Learning without plasticity of frequency processing. The development of ARP, in the form of CS-specific reduction of threshold and bandwidth, depends on “modest” change in training protocol. (A) Protocol for Easy and Difficult task groups, the latter differing only in the non-punishment/error signal during 2 s at tone offset. (B) The Difficult group never learned to inhibit responses during the 2 s catch period, in contrast to the Easy group which learned to inhibit rapidly; note the difference in Y-axis values. (C) Learning curves showing the retarded acquisition of the Difficult group until the 17^th training day at which time they achieved the same asymptotic performance as the Easy group, by learning to inhibit responses during silence, when error signal was present after 2 s catch period. (Performance = bar presses during the tone divided by total bar presses during intertrial period when error signal was equally present for both groups).
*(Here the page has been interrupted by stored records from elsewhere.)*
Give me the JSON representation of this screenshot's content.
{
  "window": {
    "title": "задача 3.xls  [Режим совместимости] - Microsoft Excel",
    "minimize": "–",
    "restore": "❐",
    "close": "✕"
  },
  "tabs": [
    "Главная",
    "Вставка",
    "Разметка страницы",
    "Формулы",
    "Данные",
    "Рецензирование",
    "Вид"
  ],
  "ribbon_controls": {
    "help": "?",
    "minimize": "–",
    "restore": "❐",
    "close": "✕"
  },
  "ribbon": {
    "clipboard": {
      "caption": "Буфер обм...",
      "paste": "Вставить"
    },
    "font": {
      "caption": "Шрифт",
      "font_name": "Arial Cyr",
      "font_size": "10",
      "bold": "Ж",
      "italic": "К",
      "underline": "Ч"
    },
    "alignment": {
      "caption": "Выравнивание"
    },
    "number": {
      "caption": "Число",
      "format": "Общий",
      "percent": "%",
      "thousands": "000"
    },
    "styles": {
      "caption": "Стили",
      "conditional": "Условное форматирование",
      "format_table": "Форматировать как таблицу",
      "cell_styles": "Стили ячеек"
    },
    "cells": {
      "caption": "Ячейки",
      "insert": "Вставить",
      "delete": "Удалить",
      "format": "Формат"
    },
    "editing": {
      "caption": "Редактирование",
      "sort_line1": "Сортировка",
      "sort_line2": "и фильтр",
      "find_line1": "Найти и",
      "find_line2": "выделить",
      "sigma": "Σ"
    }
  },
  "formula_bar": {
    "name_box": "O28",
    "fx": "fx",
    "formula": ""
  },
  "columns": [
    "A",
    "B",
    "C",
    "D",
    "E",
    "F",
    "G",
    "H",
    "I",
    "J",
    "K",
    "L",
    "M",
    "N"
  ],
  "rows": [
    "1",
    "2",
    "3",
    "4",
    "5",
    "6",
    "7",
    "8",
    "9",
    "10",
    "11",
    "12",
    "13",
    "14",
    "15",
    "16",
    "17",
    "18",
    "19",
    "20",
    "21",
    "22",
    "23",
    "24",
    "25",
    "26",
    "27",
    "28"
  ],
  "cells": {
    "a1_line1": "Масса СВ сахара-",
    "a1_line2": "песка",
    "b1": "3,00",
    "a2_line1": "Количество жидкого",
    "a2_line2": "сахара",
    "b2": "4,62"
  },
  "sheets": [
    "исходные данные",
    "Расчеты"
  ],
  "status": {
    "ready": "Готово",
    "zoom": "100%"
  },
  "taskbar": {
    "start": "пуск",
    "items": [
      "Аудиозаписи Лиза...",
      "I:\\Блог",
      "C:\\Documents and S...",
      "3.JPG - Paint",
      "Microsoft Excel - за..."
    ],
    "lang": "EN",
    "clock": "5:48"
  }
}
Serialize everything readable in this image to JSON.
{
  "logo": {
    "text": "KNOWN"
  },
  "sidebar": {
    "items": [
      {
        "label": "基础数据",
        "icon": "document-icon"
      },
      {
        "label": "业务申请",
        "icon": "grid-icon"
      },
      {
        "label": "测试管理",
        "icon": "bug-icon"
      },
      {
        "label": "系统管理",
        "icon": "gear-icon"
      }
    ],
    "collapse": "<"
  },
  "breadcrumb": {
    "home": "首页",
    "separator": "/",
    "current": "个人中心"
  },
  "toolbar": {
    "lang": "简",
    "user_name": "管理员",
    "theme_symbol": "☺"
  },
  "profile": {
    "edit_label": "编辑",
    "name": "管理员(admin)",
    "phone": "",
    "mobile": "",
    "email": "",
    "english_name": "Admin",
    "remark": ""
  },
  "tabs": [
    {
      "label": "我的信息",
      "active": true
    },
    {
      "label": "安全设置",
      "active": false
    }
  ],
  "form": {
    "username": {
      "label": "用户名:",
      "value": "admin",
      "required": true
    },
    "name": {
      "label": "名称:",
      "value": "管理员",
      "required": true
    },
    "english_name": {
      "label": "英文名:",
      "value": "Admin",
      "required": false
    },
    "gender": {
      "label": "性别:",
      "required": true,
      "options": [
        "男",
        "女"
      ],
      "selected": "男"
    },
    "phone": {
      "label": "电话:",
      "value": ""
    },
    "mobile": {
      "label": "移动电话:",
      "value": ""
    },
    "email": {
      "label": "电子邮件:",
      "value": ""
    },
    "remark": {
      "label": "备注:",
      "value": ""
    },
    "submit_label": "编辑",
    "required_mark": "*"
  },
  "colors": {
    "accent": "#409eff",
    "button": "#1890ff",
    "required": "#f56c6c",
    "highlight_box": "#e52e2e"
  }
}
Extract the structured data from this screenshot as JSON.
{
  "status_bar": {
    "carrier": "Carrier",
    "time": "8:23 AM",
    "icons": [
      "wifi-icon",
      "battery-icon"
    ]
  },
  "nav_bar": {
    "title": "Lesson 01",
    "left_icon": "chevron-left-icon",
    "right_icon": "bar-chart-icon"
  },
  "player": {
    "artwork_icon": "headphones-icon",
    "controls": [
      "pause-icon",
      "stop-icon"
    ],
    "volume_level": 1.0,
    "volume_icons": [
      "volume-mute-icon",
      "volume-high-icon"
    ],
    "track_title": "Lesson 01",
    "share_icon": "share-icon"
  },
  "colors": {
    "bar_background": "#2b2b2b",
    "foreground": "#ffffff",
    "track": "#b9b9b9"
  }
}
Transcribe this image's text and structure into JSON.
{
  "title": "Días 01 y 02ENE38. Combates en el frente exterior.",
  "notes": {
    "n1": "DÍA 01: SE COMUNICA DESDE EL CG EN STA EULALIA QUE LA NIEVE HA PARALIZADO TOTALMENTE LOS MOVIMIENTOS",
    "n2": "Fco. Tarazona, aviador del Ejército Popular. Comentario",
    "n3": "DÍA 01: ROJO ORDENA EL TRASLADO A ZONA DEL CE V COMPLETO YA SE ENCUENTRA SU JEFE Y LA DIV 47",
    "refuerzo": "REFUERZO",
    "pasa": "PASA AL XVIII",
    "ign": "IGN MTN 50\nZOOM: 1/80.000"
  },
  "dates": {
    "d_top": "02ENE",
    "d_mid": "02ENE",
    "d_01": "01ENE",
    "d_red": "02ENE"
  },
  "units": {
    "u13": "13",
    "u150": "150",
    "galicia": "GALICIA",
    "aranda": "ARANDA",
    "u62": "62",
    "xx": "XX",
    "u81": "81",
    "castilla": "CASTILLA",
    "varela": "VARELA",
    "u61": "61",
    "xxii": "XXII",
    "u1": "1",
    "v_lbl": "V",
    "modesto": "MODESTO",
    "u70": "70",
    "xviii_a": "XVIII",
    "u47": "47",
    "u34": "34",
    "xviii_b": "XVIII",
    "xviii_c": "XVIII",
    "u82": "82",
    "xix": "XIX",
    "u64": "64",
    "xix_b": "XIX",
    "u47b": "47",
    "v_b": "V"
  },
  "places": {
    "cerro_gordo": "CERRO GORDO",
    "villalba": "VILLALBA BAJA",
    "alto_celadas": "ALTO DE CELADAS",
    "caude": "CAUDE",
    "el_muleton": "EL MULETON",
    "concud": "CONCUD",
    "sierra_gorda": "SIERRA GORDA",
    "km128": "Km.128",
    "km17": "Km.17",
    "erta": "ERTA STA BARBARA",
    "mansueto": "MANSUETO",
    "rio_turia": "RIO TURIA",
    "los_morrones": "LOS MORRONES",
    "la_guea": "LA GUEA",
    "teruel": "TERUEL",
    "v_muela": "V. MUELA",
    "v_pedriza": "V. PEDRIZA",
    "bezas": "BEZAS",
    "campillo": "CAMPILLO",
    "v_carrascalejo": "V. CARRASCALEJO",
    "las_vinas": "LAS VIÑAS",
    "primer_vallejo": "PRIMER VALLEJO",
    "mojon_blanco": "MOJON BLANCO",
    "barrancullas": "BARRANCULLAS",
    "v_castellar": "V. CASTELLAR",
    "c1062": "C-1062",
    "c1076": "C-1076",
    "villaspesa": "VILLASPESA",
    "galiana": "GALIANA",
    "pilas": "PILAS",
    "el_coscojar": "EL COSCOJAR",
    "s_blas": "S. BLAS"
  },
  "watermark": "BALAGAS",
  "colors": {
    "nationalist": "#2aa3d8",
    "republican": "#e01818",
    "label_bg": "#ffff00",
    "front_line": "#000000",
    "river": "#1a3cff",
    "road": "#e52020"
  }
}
Inset: behavioral generalization gradients (without reward) showing same behavior. (D) Frequency response areas (FRAs) with the same CF showing a decrease in threshold and reduction in bandwidth at the CS frequency (5.0 kHz) for Difficult training. (No tuning shifts were found across A1 in this study.) (E) Thresholds and BW20 for Easy, Difficult and Naïve (untrained) groups. The only significant effects were found in the Difficult group: a decrease in threshold (increased sensitivity) and a narrowing of bandwidth (increased selectivity) for octave band containing the CS frequency.